Are you a widow or do you know one?
Here are 10 tips to share.
1) Assemble a support team
Confer with a team of trusted advisors so that they can attend to some important issues for you, acting on your behalf as appropriate.
Societal norms make it awkward for a widow to visit banks and other institutions in person so soon after the death of a spouse; you will have to delegate some of these tasks.
2) You need friends and relations
It is only natural for close family members and friends want to give you advice. Listen to the advice, thank them politely and continue with your plans.
You do need independent, unbiased, objective guidance from those that can review and evaluate your financial position and provide holistic, comprehensive suggestions and solutions.
Relations and friends can take advantage of a vulnerable widow even at a time like this so one must muster all the strength that one can.
3) Find and secure important legal and financial documents
This is very important and you’ll find that a lot of women get into trouble financially because while their spouse was alive, they were not involved in financial decisions and had no information concerning important documents.
In the midst of the emotional turmoil and confusion, the last thing you want to think about is searching for and securing important legal and financial documents. If these are lost or fall into the wrong hands there could be dire consequences and you could even find yourself in a bitter legal battle.
If you need help, enlist a close, trusted friend or someone from your financial support team. It is of utmost importance that the documents are kept in a safe and secure place.
Obtain a dozen or more certified copies of your spouse’s death certificate. You will need them to present to financial and other institutions, they will request for originals and not copies for their records.
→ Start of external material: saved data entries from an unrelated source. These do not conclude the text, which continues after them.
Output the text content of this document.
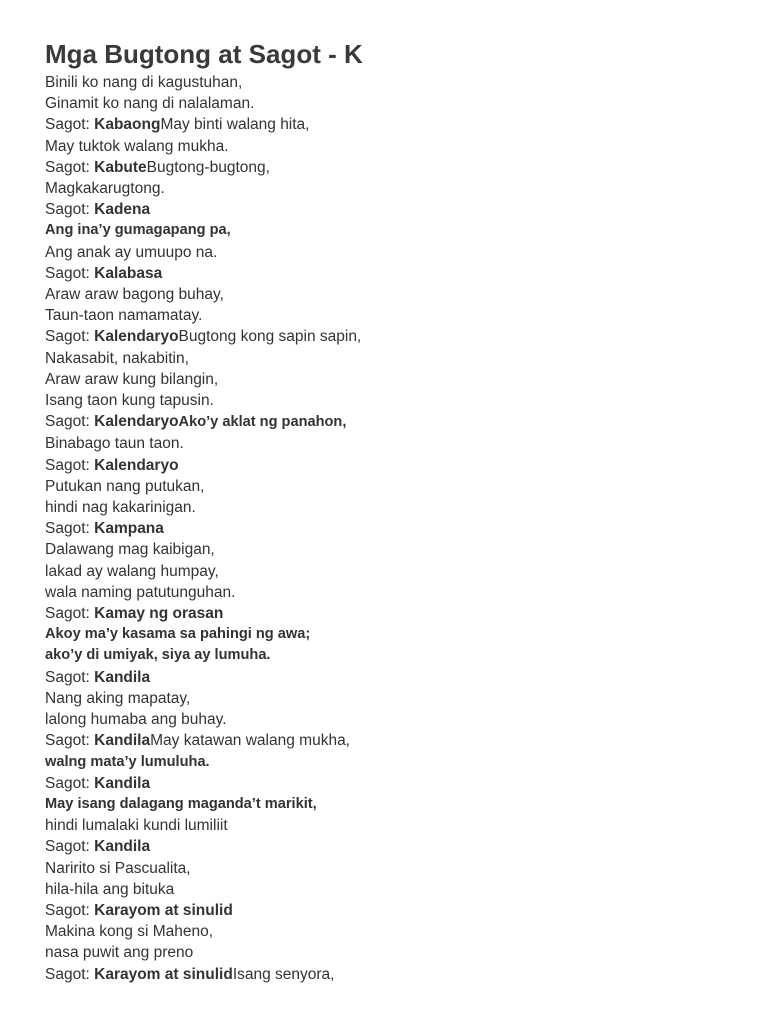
Mga Bugtong at Sagot - K
Binili ko nang di kagustuhan,
Ginamit ko nang di nalalaman.
Sagot: KabaongMay binti walang hita,
May tuktok walang mukha.
Sagot: KabuteBugtong-bugtong,
Magkakarugtong.
Sagot: Kadena
Ang ina’y gumagapang pa,
Ang anak ay umuupo na.
Sagot: Kalabasa
Araw araw bagong buhay,
Taun-taon namamatay.
Sagot: KalendaryoBugtong kong sapin sapin,
Nakasabit, nakabitin,
Araw araw kung bilangin,
Isang taon kung tapusin.
Sagot: KalendaryoAko’y aklat ng panahon,
Binabago taun taon.
Sagot: Kalendaryo
Putukan nang putukan,
hindi nag kakarinigan.
Sagot: Kampana
Dalawang mag kaibigan,
lakad ay walang humpay,
wala naming patutunguhan.
Sagot: Kamay ng orasan
Akoy ma’y kasama sa pahingi ng awa;
ako’y di umiyak, siya ay lumuha.
Sagot: Kandila
Nang aking mapatay,
lalong humaba ang buhay.
Sagot: KandilaMay katawan walang mukha,
walng mata’y lumuluha.
Sagot: Kandila
May isang dalagang maganda’t marikit,
hindi lumalaki kundi lumiliit
Sagot: Kandila
Naririto si Pascualita,
hila-hila ang bituka
Sagot: Karayom at sinulid
Makina kong si Maheno,
nasa puwit ang preno
Sagot: Karayom at sinulidIsang senyora,
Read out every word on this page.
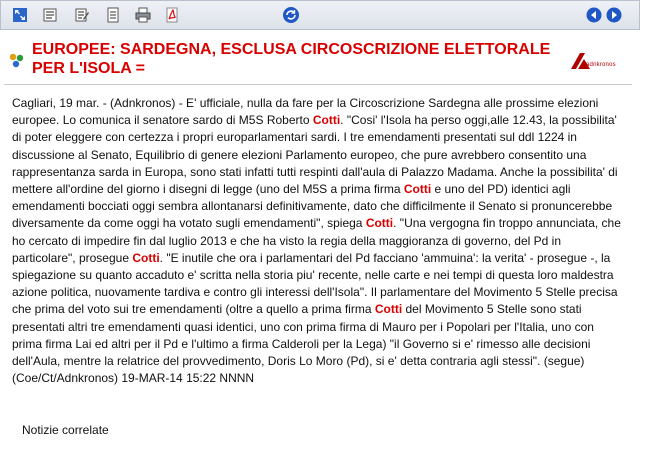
EUROPEE: SARDEGNA, ESCLUSA CIRCOSCRIZIONE ELETTORALE PER L'ISOLA =	adnkronos
Cagliari, 19 mar. - (Adnkronos) - E' ufficiale, nulla da fare per la Circoscrizione Sardegna alle prossime elezioni europee. Lo comunica il senatore sardo di M5S Roberto Cotti. "Cosi' l'Isola ha perso oggi,alle 12.43, la possibilita' di poter eleggere con certezza i propri europarlamentari sardi. I tre emendamenti presentati sul ddl 1224 in discussione al Senato, Equilibrio di genere elezioni Parlamento europeo, che pure avrebbero consentito una rappresentanza sarda in Europa, sono stati infatti tutti respinti dall'aula di Palazzo Madama. Anche la possibilita' di mettere all'ordine del giorno i disegni di legge (uno del M5S a prima firma Cotti e uno del PD) identici agli emendamenti bocciati oggi sembra allontanarsi definitivamente, dato che difficilmente il Senato si pronuncerebbe diversamente da come oggi ha votato sugli emendamenti", spiega Cotti. "Una vergogna fin troppo annunciata, che ho cercato di impedire fin dal luglio 2013 e che ha visto la regia della maggioranza di governo, del Pd in particolare", prosegue Cotti. "E inutile che ora i parlamentari del Pd facciano 'ammuina': la verita' - prosegue -, la spiegazione su quanto accaduto e' scritta nella storia piu' recente, nelle carte e nei tempi di questa loro maldestra azione politica, nuovamente tardiva e contro gli interessi dell'Isola". Il parlamentare del Movimento 5 Stelle precisa che prima del voto sui tre emendamenti (oltre a quello a prima firma Cotti del Movimento 5 Stelle sono stati presentati altri tre emendamenti quasi identici, uno con prima firma di Mauro per i Popolari per l'Italia, uno con prima firma Lai ed altri per il Pd e l'ultimo a firma Calderoli per la Lega) "il Governo si e' rimesso alle decisioni dell'Aula, mentre la relatrice del provvedimento, Doris Lo Moro (Pd), si e' detta contraria agli stessi". (segue)
(Coe/Ct/Adnkronos) 19-MAR-14 15:22 NNNN
Notizie correlate
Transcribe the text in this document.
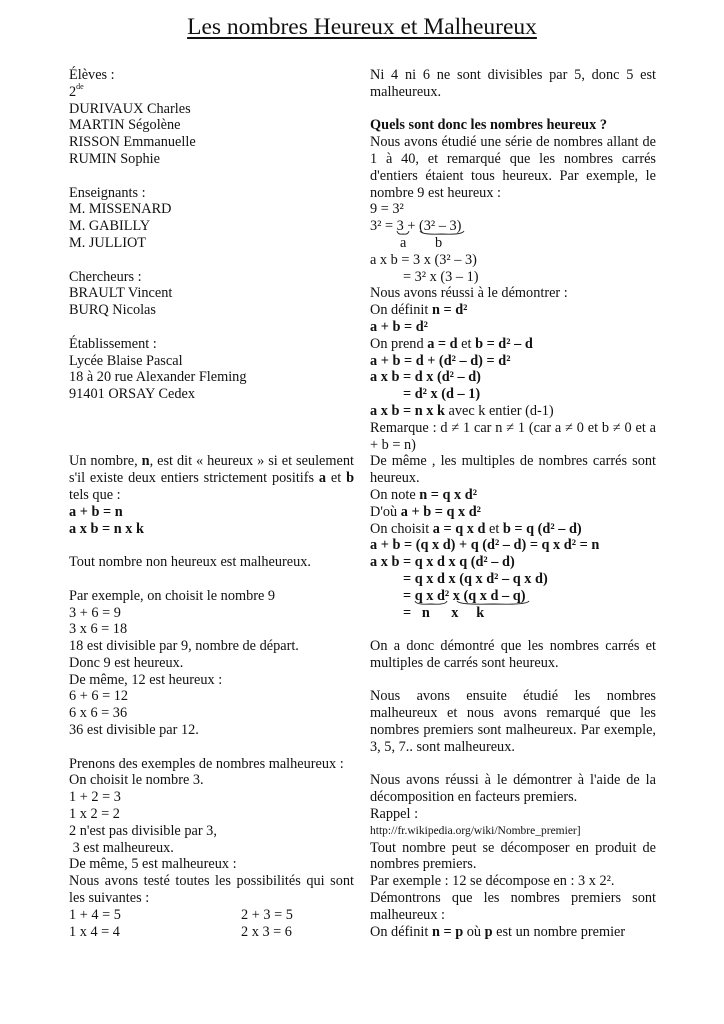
Les nombres Heureux et Malheureux
Élèves :
2de
DURIVAUX Charles
MARTIN Ségolène
RISSON Emmanuelle
RUMIN Sophie
Enseignants :
M. MISSENARD
M. GABILLY
M. JULLIOT
Chercheurs :
BRAULT Vincent
BURQ Nicolas
Établissement :
Lycée Blaise Pascal
18 à 20 rue Alexander Fleming
91401 ORSAY Cedex
Un nombre, n, est dit « heureux » si et seulement s'il existe deux entiers strictement positifs a et b tels que :
a + b = n
a x b = n x k
Tout nombre non heureux est malheureux.
Par exemple, on choisit le nombre 9
3 + 6 = 9
3 x 6 = 18
18 est divisible par 9, nombre de départ.
Donc 9 est heureux.
De même, 12 est heureux :
6 + 6 = 12
6 x 6 = 36
36 est divisible par 12.
Prenons des exemples de nombres malheureux :
On choisit le nombre 3.
1 + 2 = 3
1 x 2 = 2
2 n'est pas divisible par 3,
3 est malheureux.
De même, 5 est malheureux :
Nous avons testé toutes les possibilités qui sont les suivantes :
1 + 4 = 5	2 + 3 = 5
1 x 4 = 4	2 x 3 = 6
Ni 4 ni 6 ne sont divisibles par 5, donc 5 est malheureux.
Quels sont donc les nombres heureux ?
Nous avons étudié une série de nombres allant de 1 à 40, et remarqué que les nombres carrés d'entiers étaient tous heureux. Par exemple, le nombre 9 est heureux :
9 = 3²
3² = 3 + (3² – 3)

a        b
a x b = 3 x (3² – 3)
= 3² x (3 – 1)
Nous avons réussi à le démontrer :
On définit n = d²
a + b = d²
On prend a = d et b = d² – d
a + b = d + (d² – d) = d²
a x b = d x (d² – d)
= d² x (d – 1)
a x b = n x k avec k entier (d-1)
Remarque : d ≠ 1 car n ≠ 1 (car a ≠ 0 et b ≠ 0 et a + b = n)
De même , les multiples de nombres carrés sont heureux.
On note n = q x d²
D'où a + b = q x d²
On choisit a = q x d et b = q (d² – d)
a + b = (q x d) + q (d² – d) = q x d² = n
a x b = q x d x q (d² – d)
= q x d x (q x d² – q x d)
= q x d² x (q x d – q)

=   n      x     k
On a donc démontré que les nombres carrés et multiples de carrés sont heureux.
Nous avons ensuite étudié les nombres malheureux et nous avons remarqué que les nombres premiers sont malheureux. Par exemple, 3, 5, 7.. sont malheureux.
Nous avons réussi à le démontrer à l'aide de la décomposition en facteurs premiers.
Rappel :
http://fr.wikipedia.org/wiki/Nombre_premier]
Tout nombre peut se décomposer en produit de nombres premiers.
Par exemple : 12 se décompose en : 3 x 2².
Démontrons que les nombres premiers sont malheureux :
On définit n = p où p est un nombre premier
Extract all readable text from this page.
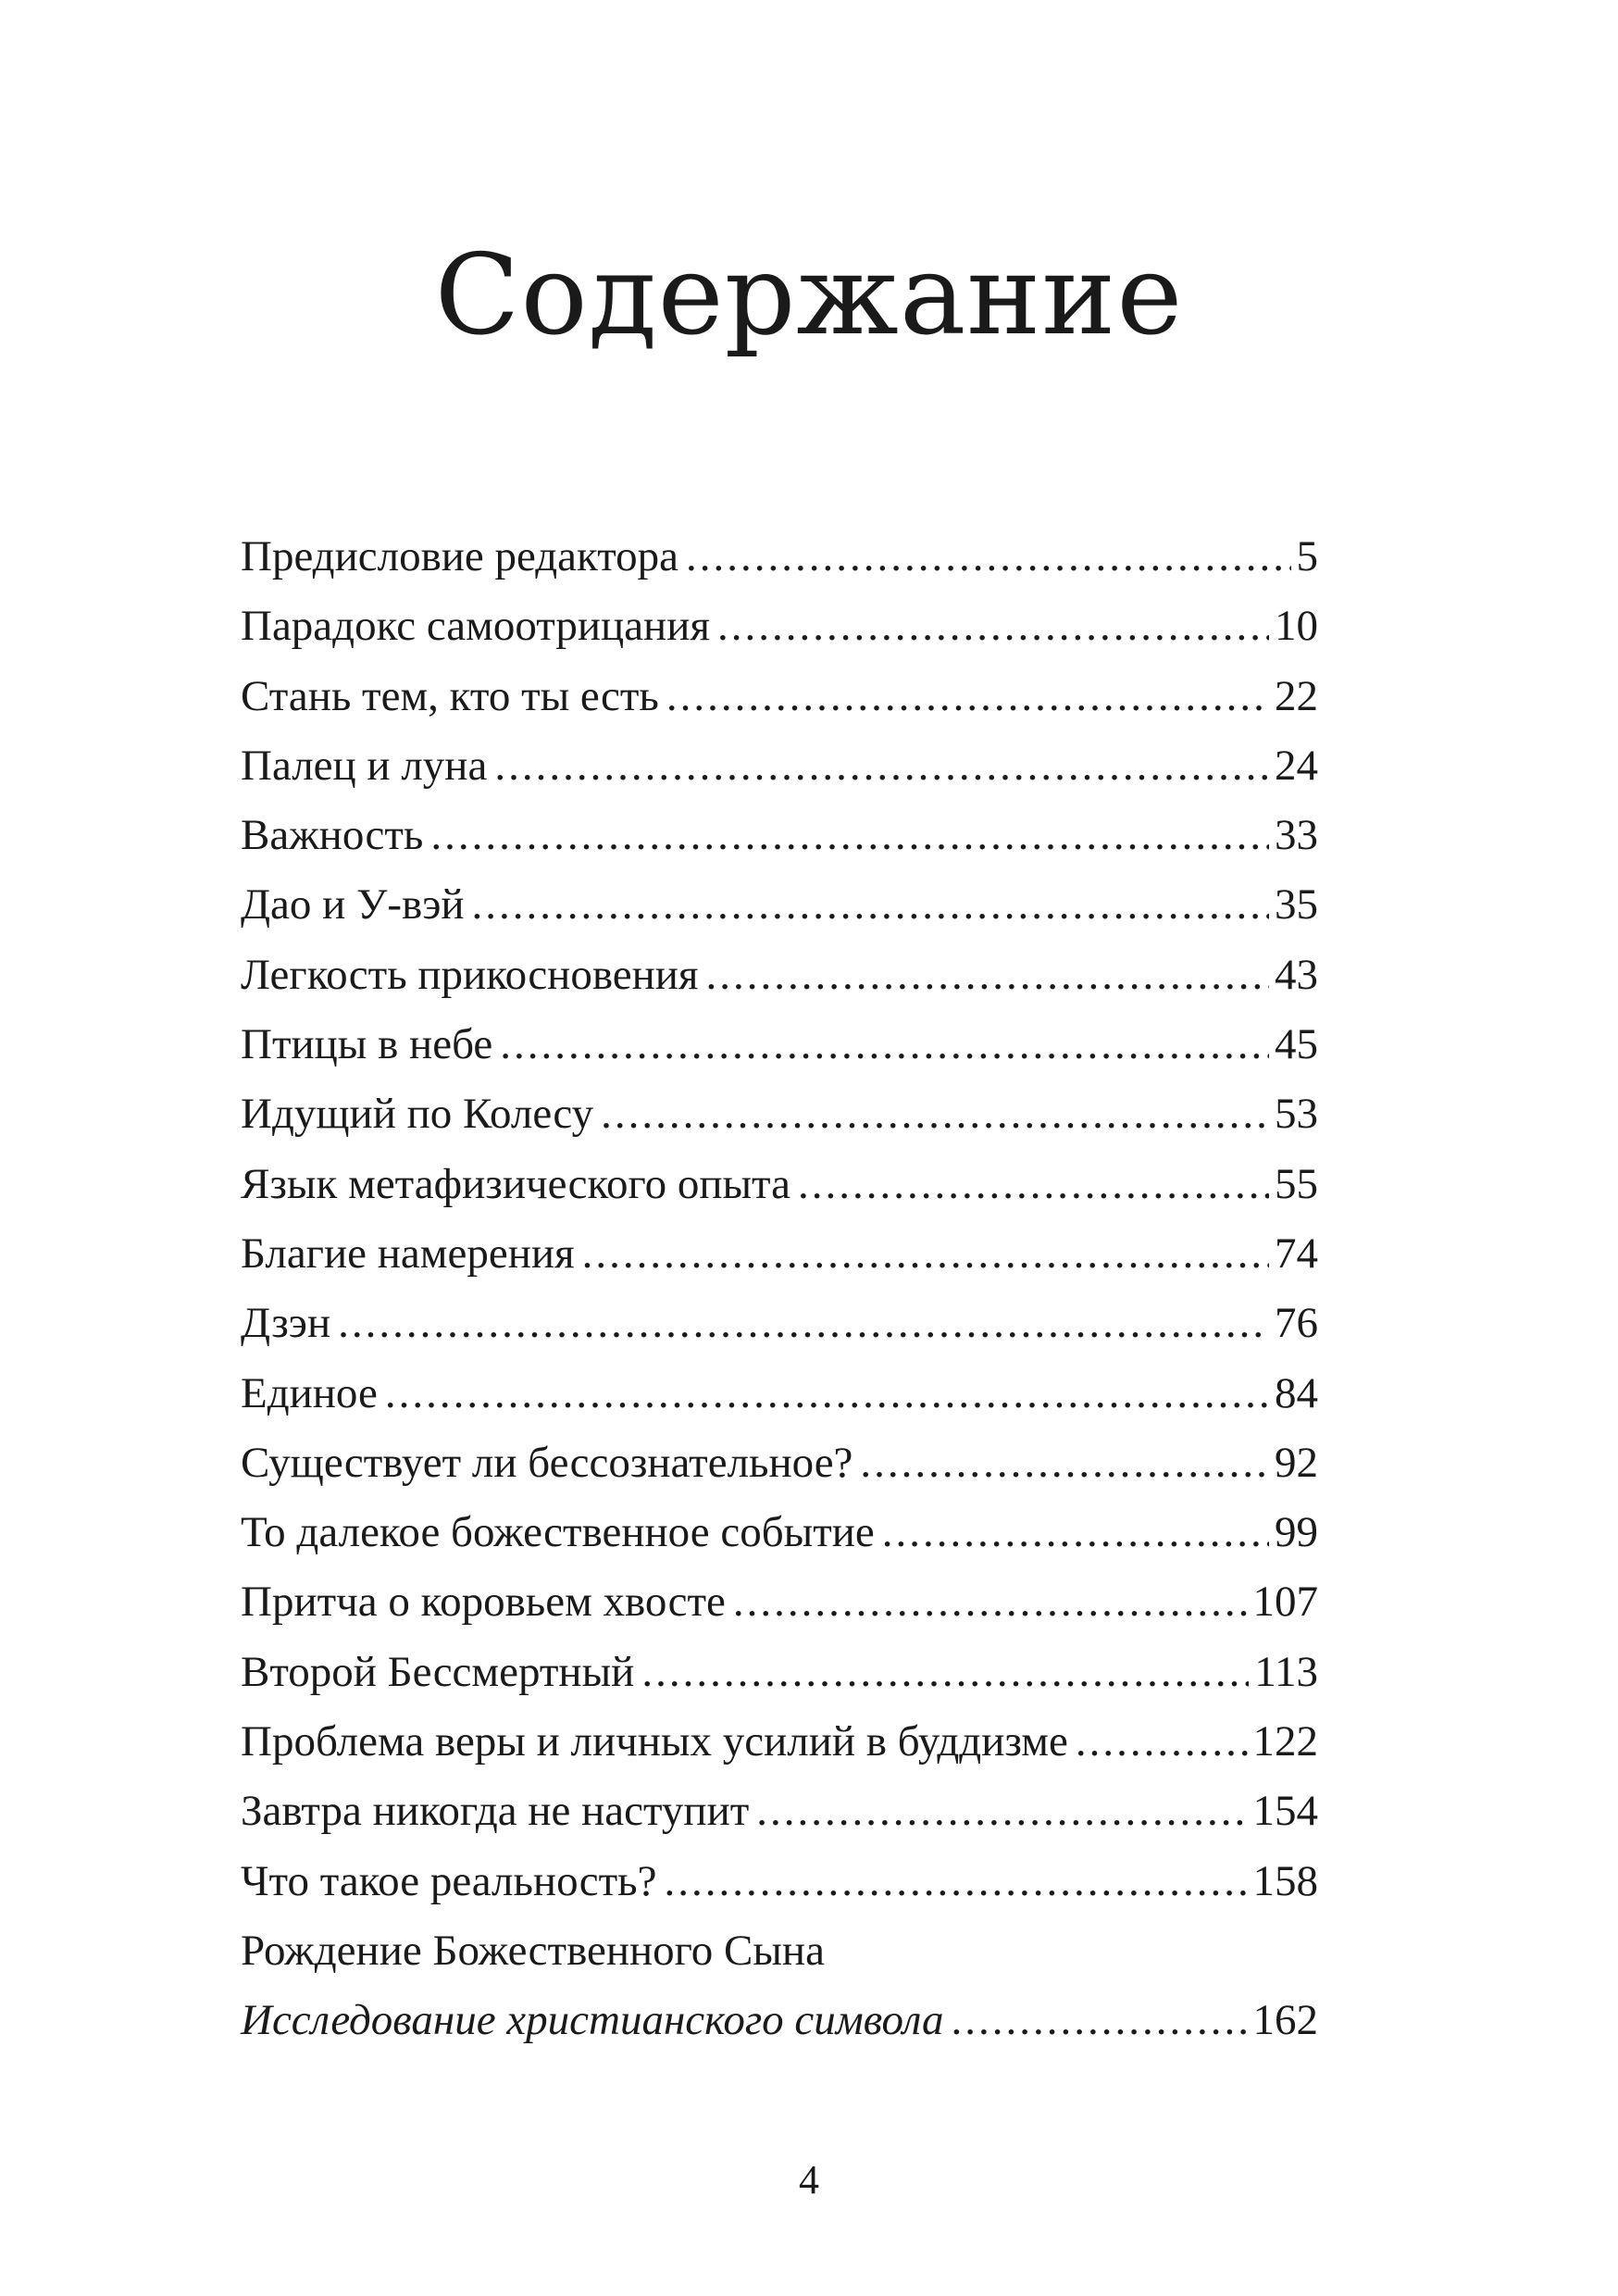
Содержание
Предисловие редактора .....	5
Парадокс самоотрицания .....	10
Стань тем, кто ты есть .....	22
Палец и луна .....	24
Важность .....	33
Дао и У-вэй .....	35
Легкость прикосновения .....	43
Птицы в небе .....	45
Идущий по Колесу .....	53
Язык метафизического опыта .....	55
Благие намерения .....	74
Дзэн .....	76
Единое .....	84
Существует ли бессознательное? .....	92
То далекое божественное событие .....	99
Притча о коровьем хвосте .....	107
Второй Бессмертный .....	113
Проблема веры и личных усилий в буддизме .....	122
Завтра никогда не наступит .....	154
Что такое реальность? .....	158
Рождение Божественного Сына
Исследование христианского символа .....	162
4
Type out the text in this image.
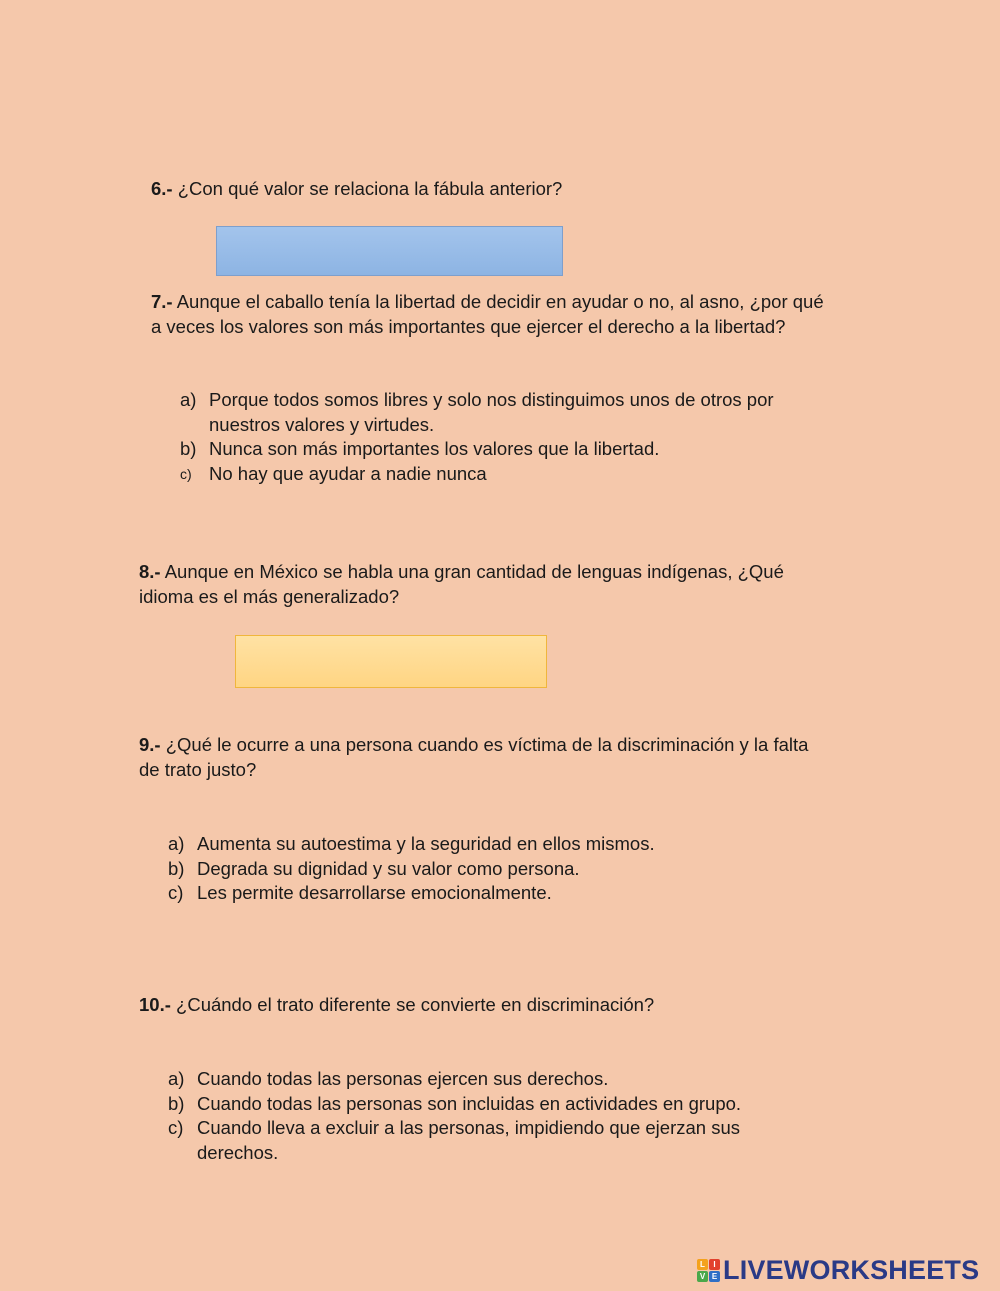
6.- ¿Con qué valor se relaciona la fábula anterior?

7.- Aunque el caballo tenía la libertad de decidir en ayudar o no, al asno, ¿por qué
a veces los valores son más importantes que ejercer el derecho a la libertad?

a) Porque todos somos libres y solo nos distinguimos unos de otros por
nuestros valores y virtudes.
b) Nunca son más importantes los valores que la libertad.
c) No hay que ayudar a nadie nunca

8.- Aunque en México se habla una gran cantidad de lenguas indígenas, ¿Qué
idioma es el más generalizado?

9.- ¿Qué le ocurre a una persona cuando es víctima de la discriminación y la falta
de trato justo?

a) Aumenta su autoestima y la seguridad en ellos mismos.
b) Degrada su dignidad y su valor como persona.
c) Les permite desarrollarse emocionalmente.

10.- ¿Cuándo el trato diferente se convierte en discriminación?

a) Cuando todas las personas ejercen sus derechos.
b) Cuando todas las personas son incluidas en actividades en grupo.
c) Cuando lleva a excluir a las personas, impidiendo que ejerzan sus
derechos.
L	I
V E LIVEWORKSHEETS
4) Visit banks and financial institutions
Having identified your late husband’s bank and investment accounts and other financial documentation, there are certain issues that must be dealt with immediately such as the need to inform his banks of his demise, stop subscriptions and payments, premiums and direct debits etc. Other less pressing matters can be postponed until later.
If you maintained a joint account with your spouse, you are fully entitled to the account balances without the delay of probate. Complete new Account Opening forms and have the name on the accounts changed to reflect only your name or another joint account holder if you are considering a joint account with one of your children.
If the bank accounts were solely in your husband’s name, inform the banks of his passing so the account can be frozen until all the estate documentation has been processed. This will help to protect the account from fraudsters.
5) Consider your insurance
Did your husband have a life insurance policy in place and are you his main beneficiary? Assuming you are his beneficiary, contact his insurance company and file for the claim so you have access to that money. When the funds are released, place it in a safe money market account with a strong and stable bank for three to six months whilst you review your financial situation and consider the most appropriate way to apply the funds.
Avoid the temptation to immediately invest your funds in a long-term instrument regardless of how attractive the sales pitch might be.
6) Contact your spouse’s former employer
Visit your husband’s former workplace. The company will be able to advice you of any entitlements. Be prepared for the fact that you might not be his designated “Next of Kin.”
If you are not his designated “next of kin,” they might not accord you audience.
If your spouse was already receiving a company pension, contact his Pension Fund Administrator (PFA); they will advise you of the next steps.
If you were totally dependent upon your husband for your livelihood, his pension or gratuity will come in handy as you adjust to your new status or plan to start a business.
7) Review your financial situation
An objective and thorough review of your financial situation by a professional will help put things in perspective and provide you with a more realistic understanding of your financial status. A financial advisor will review and assess your current financial status and the impact of your husband’s passing on your finances. They should be able to assist with the paperwork and create a budget that will help you cope with immediate cash flow needs.
Where a widow has little or nothing, and there are hundreds of thousands of widows in this situation, it is important to start to consider income earning. Even where you are fortunate enough to be able to rely upon your extended family for support, it is advisable to try to regain some independence as soon as feasible. Particularly for the widow with little or no formal education, there is the need for them to avail themselves of the opportunities to gain new skills or to enhance skills that they currently have.
8) Don’t rush into making any major decisions
Avoid making any major life-changing decisions at this time;
It is natural to crave change following such major loss but this is not the time to act impulsively. As far as possible, take your time and consider all your options, before making any major changes.
Certain obligations must be fulfilled immediately, such as school fees and rent or mortgage payments, which must go uninterrupted along with the impending funeral expenses.
Decisions to retire, relocate, sell your home or other property, to buy or sell investments, to gift property or make loans to family members or friends, can come later.
Avoid making large payments. Pay just the acceptable minimum amount until you are sure of your financial situation. Unless there are interest or other implications, try to defer payments. The passage of time will provide a more objective perspective as you make far reaching financial decisions.
9) Beware of Fraudsters
Unscrupulous financial predators often prey on bereaved families and in particular, vulnerable widows whose knowledge of financial matters might be weak amidst raw emotions. Be mindful of the fact that some of the predators may well be some members of the extended family.
10) Plan your own estate
If you had to learn these lessons the hard way as your spouse did not have an estate plan in place, you should make every effort to ensure that you make things easier for your eventual survivors and heirs; put your estate plan in place.